In vista del vertice di domani a Bruxelles, il governo gialloverde è pronto a decretare la fine della missione Sophia. Ma a preoccupare i leader è soprattutto il caos Brexit

Dopo le navi delle Ong, il governo italiano è pronto a fermare anche quelle della missione Ue Sophia nel mar Mediterraneo. A meno di non vedere progressi sulla solidarietà, che tradotto vuol dire riforma del regolamento di Dublino o comunque meccanismi automatici di redistribuzione dei migranti. E' quanto emerge a Bruxelles alla vigilia del vertice dei capi di Stato e di governo dell'Unione europea che si aprirà domani. Tra le incertezze sul futuro legate al caos nella politica del Regno Unito intorno all'accordo sulla Brexit.

Il nodo migranti

In parallelo con le difficili trattative sulla revisione della manovra economica, volte a evitare l'avvio di una procedura d'infrazione, il governo Conte minaccia di alzare la voce sul dossier migrazione. La pazienza è finita, dicono fonti vicine all'esecutivo. Si rimprovera all’Europa – nel senso di istituzioni Ue e di Stati membri – un contributo minimale ad una situazione che l’Italia è sempre stata da sola a gestire. Le relazioni bilaterali con la Libia, unite a politiche intransigenti, hanno permesso di contenere e ridurre il numero degli arrivi sulle coste della Penisola.

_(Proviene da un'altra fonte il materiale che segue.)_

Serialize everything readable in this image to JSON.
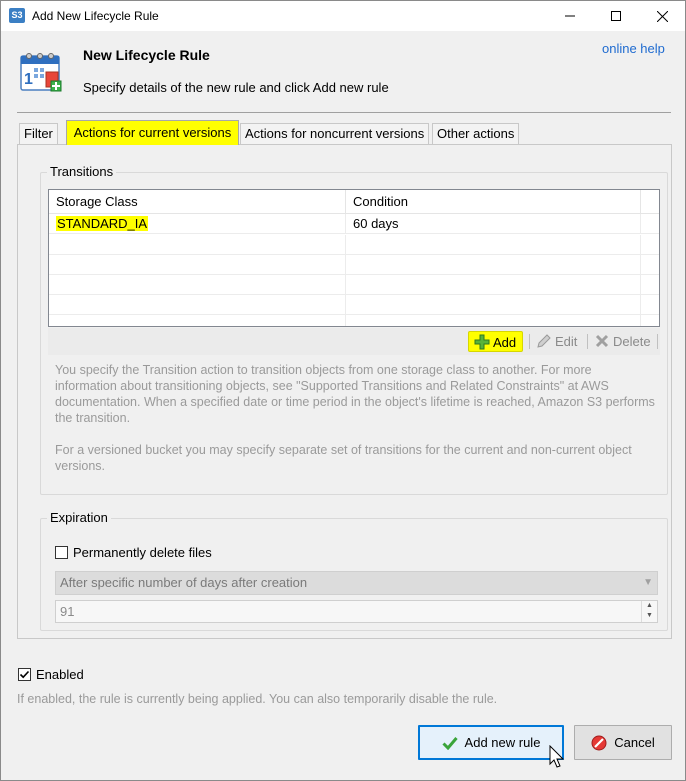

Ci si attendeva una meccanismo di redistribuzione che non c’è stato, da affiancare a Sophia, l’operazione militare di pattugliamento dei mari e di neutralizzazione della reti dei trafficanti. Il governo Conte ritiene che le due cose debbano essere complementari, per cui se manca la seconda parte tanto vale abolire la prima. Una posizione che il presidente del Consiglio ribadirà in questo vertice di fine anno.

Il caos Brexit

Ma più che i migranti, in cima all’agenda dei leader c'è la Brexit, per quanto poco l'Ue abbia ormai da dire e da decidere. Tutto dipende dagli sviluppi tutti interni al Regno Unito. La crisi politica in seno alla maggioranza di governo non agevola la discussione politica, e gli Stati membri lavorano ai piani d’emergenza. Si teme che la situazione possa precipitare, e che si possa arrivare a quella che viene definita “hard Brexit”, un’uscita dall’Ue senza alcun tipo di accordo.

Occhi puntati su Londra, dunque, e tutti fermi agli accordi di abbandono raggiunti a metà novembre. Condizioni che non l’Ue non intende rinegoziare. Prendere o lasciare. La stessa condizione posta dall’Italia in chiave migratoria. O i partner si attivano e si fanno carico degli sbarchi frutto di operazioni di avvistamento e salvataggio in mare, oppure le missione Ue per l’Italia potrà anche arrivare al capolinea.